Evaluation of commercial phenotypic assays for the detection of IMP- or New Delhi metallo-β-lactamase-producing Enterobacteriaceae isolates in Japan.

OBJECTIVES

This study was designed to evaluate the sodium mercaptoacetic acid double disk synergy test (SMA-DDST), the Etest metallo-β-lactamase (MBL) MP/MPI (Etest MP/MPI), and the Mastdiscs ID Carbapenemase Detection Disc Set (MAST-CDS) for the detection of MBL-producing Enterobacteriaceae isolates in Japan.

METHODS

Fifty-one clinical isolates and four reference strains were tested. These isolates included 40, 4, and 11 IMP-, New Delhi MBL (NDM)-, and non-MBL-producers, respectively. SMA-DDST was performed with meropenem (MEPM)-containing disks.

RESULTS

Sensitivities were 38/44 (86%), 40/44 (91%), and 15/44 (34%), and the cost ratio was 1:9.4:3.8 for MEPM-SMA-DDST:Etest MP/MPI:MAST-CDS, respectively. The specificity was 11/11 (100%) for all assays. MEPM-SMA-DDST detected IMP-producing isolates with high sensitivity (38/40; 95%), but the assay was inadequate for NDM-producing isolates (0/4; 0%).
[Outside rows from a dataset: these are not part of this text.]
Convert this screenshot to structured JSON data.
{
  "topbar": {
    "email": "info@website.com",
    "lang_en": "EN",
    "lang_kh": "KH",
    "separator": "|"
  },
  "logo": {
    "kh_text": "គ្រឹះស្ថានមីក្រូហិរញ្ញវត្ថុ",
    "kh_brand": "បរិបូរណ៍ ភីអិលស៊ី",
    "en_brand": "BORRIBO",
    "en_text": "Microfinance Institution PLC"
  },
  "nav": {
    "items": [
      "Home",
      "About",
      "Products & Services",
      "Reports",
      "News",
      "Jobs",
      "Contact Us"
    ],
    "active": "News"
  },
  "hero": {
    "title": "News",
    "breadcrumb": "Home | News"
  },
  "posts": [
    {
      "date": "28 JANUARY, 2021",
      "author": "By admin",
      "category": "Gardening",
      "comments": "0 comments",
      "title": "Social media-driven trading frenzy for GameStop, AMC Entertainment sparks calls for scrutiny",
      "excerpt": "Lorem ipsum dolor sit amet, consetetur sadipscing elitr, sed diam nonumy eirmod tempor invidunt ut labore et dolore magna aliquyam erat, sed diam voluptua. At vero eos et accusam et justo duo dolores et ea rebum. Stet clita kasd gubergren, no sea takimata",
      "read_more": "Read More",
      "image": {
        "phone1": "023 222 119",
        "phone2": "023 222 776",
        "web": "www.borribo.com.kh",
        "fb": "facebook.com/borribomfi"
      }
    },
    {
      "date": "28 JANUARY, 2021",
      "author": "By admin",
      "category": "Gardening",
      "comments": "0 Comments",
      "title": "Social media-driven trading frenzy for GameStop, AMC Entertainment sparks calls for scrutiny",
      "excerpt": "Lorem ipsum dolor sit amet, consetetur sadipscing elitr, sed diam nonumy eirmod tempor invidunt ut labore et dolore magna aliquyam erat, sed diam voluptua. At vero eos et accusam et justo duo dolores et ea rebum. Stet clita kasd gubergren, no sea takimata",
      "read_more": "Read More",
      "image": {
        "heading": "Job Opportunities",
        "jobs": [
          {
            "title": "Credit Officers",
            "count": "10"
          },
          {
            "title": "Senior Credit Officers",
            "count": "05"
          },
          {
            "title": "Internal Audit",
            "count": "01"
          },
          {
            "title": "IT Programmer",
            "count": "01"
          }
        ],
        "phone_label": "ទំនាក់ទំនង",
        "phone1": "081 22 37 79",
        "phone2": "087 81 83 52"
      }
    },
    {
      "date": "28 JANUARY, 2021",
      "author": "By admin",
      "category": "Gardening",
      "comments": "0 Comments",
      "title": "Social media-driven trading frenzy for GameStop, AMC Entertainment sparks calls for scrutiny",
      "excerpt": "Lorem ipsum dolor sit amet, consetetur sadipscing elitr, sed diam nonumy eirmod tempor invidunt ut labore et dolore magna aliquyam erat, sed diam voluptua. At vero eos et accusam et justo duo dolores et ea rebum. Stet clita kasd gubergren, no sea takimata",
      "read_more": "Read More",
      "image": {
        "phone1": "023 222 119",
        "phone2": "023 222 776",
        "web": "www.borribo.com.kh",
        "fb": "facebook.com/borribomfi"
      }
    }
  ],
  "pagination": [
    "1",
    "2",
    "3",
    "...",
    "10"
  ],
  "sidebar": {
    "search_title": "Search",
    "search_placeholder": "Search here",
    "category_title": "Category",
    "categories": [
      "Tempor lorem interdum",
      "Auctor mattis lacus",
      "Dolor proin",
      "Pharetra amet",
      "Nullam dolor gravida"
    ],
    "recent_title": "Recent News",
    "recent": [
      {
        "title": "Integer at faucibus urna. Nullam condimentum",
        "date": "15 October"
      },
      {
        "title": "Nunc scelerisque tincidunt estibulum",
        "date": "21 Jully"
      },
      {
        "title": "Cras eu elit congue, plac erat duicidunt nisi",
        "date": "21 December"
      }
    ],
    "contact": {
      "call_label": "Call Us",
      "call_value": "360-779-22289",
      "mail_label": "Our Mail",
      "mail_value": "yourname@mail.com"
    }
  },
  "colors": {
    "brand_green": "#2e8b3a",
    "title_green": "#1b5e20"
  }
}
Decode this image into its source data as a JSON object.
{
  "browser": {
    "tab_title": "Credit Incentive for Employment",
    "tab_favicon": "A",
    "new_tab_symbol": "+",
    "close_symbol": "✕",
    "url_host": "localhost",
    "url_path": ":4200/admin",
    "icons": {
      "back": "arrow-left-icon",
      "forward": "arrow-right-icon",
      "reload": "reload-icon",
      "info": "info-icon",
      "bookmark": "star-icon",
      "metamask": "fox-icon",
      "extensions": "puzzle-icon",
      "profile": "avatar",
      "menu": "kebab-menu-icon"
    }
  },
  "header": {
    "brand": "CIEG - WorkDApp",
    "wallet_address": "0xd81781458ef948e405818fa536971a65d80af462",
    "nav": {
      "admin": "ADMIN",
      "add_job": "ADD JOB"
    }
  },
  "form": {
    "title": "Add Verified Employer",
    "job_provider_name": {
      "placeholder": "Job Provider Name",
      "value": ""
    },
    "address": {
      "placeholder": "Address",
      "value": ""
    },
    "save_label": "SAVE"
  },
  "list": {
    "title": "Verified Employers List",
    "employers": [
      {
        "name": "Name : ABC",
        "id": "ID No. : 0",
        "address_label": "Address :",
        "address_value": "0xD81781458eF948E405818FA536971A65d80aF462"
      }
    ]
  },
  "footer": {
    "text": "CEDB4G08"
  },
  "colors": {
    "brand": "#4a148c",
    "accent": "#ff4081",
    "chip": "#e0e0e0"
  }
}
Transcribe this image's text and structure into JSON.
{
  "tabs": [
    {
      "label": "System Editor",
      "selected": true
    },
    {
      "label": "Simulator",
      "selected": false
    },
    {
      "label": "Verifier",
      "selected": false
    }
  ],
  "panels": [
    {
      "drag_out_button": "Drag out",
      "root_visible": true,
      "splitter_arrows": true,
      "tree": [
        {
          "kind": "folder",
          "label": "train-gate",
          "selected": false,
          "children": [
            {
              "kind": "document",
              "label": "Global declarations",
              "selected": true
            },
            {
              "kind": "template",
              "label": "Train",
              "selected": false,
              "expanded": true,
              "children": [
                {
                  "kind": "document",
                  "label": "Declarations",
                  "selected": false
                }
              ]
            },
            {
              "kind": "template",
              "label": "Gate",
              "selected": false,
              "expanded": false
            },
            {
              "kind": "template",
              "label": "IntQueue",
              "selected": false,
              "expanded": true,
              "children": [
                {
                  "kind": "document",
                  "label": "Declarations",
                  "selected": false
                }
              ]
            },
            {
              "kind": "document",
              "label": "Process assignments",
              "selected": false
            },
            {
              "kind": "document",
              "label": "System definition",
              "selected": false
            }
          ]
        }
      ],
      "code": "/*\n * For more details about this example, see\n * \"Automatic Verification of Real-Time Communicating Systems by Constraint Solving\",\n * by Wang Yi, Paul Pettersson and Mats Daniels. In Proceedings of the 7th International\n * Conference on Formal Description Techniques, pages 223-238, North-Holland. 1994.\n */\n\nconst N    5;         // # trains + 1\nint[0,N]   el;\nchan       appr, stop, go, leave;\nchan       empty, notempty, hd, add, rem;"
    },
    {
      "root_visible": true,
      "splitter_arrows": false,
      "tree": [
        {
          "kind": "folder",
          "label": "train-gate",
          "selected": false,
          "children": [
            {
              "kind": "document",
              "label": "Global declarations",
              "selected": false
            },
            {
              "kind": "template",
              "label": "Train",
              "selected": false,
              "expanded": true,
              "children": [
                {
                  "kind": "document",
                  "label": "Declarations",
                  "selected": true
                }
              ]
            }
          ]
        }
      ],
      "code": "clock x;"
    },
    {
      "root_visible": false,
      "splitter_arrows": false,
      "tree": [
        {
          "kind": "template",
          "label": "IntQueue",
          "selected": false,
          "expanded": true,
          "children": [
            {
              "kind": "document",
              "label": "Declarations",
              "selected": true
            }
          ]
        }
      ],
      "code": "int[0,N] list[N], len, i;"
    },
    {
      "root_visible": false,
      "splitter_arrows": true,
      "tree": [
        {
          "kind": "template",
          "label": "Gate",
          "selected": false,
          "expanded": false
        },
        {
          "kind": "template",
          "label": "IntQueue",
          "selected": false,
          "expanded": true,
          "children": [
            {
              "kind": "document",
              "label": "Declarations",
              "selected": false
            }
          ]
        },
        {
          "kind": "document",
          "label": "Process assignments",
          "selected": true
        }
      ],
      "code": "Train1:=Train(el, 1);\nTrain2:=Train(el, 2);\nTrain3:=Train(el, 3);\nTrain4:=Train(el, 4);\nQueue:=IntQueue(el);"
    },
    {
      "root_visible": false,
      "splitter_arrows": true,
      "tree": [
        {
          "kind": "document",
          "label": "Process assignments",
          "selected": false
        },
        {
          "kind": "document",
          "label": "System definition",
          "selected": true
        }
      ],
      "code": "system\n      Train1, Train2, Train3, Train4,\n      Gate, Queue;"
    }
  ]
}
The Etest MP/MPI detected both IMP- (36/40; 90%) and NDM-producing isolates (4/4; 100%), but was the most expensive. MAST-CDS detected IMP-producing isolates with low sensitivity (11/40; 28%), but the assay worked well for NDM-producing isolates (4/4; 100%).

CONCLUSIONS

Our results indicated that MEPM-SMA-DDST was the most cost-effective assay for the detection of IMP-producing isolates. Therefore, we conclude that MEPM-SMA-DDST is the optimal available assay for clinical first-line screening in IMP-endemic areas such as Japan. However, this assay could not detect NDM-producing isolates, whereas the Etest MP/MPI and MAST-CDS could. When MEPM-SMA-DDST is negative, the Etest MP/MPI and MAST-CDS could be used to obtain supportive data and prevent detection failure for NDM-producing isolates.